Che faranno, allora, i giudici di Perugia? Ovviamente non lo so. So soltanto che, per legge, potranno condannare i due ragazzi soltanto se gli elementi sottoposti alla loro attenzione garantiranno davvero la sicurezza della loro responsabilità. Se dovesse residuare anche soltanto un piccolo dubbio, dovranno necessariamente assolvere.

Sappiamo che media ed opinione pubblica americana, con riferimento al processo ad Amanda Knox e Raffaele Sollecito, hanno criticato, anche pesantemente, il nostro sistema di giustizia, hanno tacciato addirittura di barbarie la nostra legge ed i nostri tribunali. Sul terreno della legge, tuttavia, per le ragioni indicate non abbiamo nulla di cui rimproverarci. Il nostro è un processo garantista, esattamente come garantista è il processo «accusatorio» americano: in entrambi, se non si raggiunge la certezza processuale della colpevolezza, è giocoforza assolvere. Un problema, se esiste, non è pertanto di legislazione, ma di prassi, di costume giudiziario, di capacità degli inquirenti e dei giudici di gestire con capacità e correttezza prove ed indizi. Ed in effetti, proprio questo è il punto, poiché è su questo terreno che, a quanto ci è stato dato di sapere dalle cronache del processo, ragioni di critica e di perplessità non sono mancate.

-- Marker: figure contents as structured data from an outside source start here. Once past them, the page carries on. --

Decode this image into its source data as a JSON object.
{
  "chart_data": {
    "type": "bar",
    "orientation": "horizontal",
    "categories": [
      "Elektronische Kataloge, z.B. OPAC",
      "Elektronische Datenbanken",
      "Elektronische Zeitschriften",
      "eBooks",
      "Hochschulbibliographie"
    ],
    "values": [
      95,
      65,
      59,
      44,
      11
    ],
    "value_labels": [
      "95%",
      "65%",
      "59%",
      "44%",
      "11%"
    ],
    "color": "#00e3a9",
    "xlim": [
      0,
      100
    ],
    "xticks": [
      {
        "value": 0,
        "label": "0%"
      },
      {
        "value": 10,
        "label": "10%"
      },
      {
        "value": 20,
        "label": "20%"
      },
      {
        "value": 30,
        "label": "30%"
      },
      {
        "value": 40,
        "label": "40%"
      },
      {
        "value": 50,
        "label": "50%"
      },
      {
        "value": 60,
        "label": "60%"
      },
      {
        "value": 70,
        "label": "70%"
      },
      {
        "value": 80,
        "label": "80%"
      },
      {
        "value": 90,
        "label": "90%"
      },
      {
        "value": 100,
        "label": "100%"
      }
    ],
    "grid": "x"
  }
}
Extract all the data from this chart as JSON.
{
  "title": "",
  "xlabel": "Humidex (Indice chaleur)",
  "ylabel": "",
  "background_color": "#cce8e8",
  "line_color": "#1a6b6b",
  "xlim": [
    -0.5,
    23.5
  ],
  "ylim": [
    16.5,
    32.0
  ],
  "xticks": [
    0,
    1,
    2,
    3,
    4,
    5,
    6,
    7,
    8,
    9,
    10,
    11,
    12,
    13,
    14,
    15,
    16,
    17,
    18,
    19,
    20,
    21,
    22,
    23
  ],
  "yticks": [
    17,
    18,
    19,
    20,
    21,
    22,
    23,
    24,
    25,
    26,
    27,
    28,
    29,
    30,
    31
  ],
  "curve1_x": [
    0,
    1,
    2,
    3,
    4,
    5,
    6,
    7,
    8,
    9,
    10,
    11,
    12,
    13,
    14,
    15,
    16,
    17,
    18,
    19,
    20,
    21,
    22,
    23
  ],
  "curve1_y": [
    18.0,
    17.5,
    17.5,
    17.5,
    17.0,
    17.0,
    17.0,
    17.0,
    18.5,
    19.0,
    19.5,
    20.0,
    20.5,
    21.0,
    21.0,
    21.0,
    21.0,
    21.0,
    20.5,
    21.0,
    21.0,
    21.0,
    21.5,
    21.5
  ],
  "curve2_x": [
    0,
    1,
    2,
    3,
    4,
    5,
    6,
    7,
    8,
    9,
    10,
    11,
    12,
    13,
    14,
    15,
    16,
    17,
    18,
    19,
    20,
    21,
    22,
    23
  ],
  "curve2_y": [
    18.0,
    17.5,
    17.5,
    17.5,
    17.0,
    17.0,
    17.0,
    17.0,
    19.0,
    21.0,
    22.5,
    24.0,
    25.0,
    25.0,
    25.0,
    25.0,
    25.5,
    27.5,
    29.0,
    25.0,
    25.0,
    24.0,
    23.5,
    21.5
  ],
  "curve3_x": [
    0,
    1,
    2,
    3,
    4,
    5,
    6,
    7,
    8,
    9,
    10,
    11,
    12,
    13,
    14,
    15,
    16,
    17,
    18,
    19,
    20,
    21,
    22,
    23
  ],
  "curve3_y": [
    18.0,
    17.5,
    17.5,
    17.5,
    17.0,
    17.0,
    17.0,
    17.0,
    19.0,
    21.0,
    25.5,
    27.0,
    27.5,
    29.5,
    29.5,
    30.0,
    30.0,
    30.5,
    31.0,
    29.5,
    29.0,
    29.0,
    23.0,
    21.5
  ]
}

Uno dei profili che ha attirato la mia attenzione è stato, su questo terreno, il tema delle prove scientifiche. Sappiamo, ad esempio, che i periti del primo giudice avevano riscontrato sul reggiseno della ragazza uccisa e sull’arma del delitto tracce ematiche asseritamente decisive nei confronti, rispettivamente, di Raffaele e di Amanda; ma che una perizia disposta dai giudici di appello ha ritenuto del tutto inattendibili tali prove. Un contrasto di giudizio tecnico stupefacente, che mai, se nessun perito avesse compiuto errori, dovrebbe profilarsi in un’aula di giustizia.

Non conoscendo gli atti non sono in grado di valutare, nel caso di specie, torti e ragioni. In ciò che è accaduto a Perugia c’è tuttavia una conferma di quanto molti penalisti vanno ripetendo ormai da qualche anno: che troppe volte la prova scientifica nei processi nei quali, altrimenti, non c’è prova della commissione del reato, ma vi sono soltanto indizi, è fonte d’incertezza piuttosto che, come dovrebbe, di certezze. È accaduto, ad esempio, nel processo a carico di Alberto Stasi, dove vi è stata assoluzione, ma è accaduto altresì, a mio parere, nel processo a carico di Annamaria Franzoni, dove vi è stata invece condanna. Vedremo questa sera, o domani, che cosa decideranno i giudici di Perugia.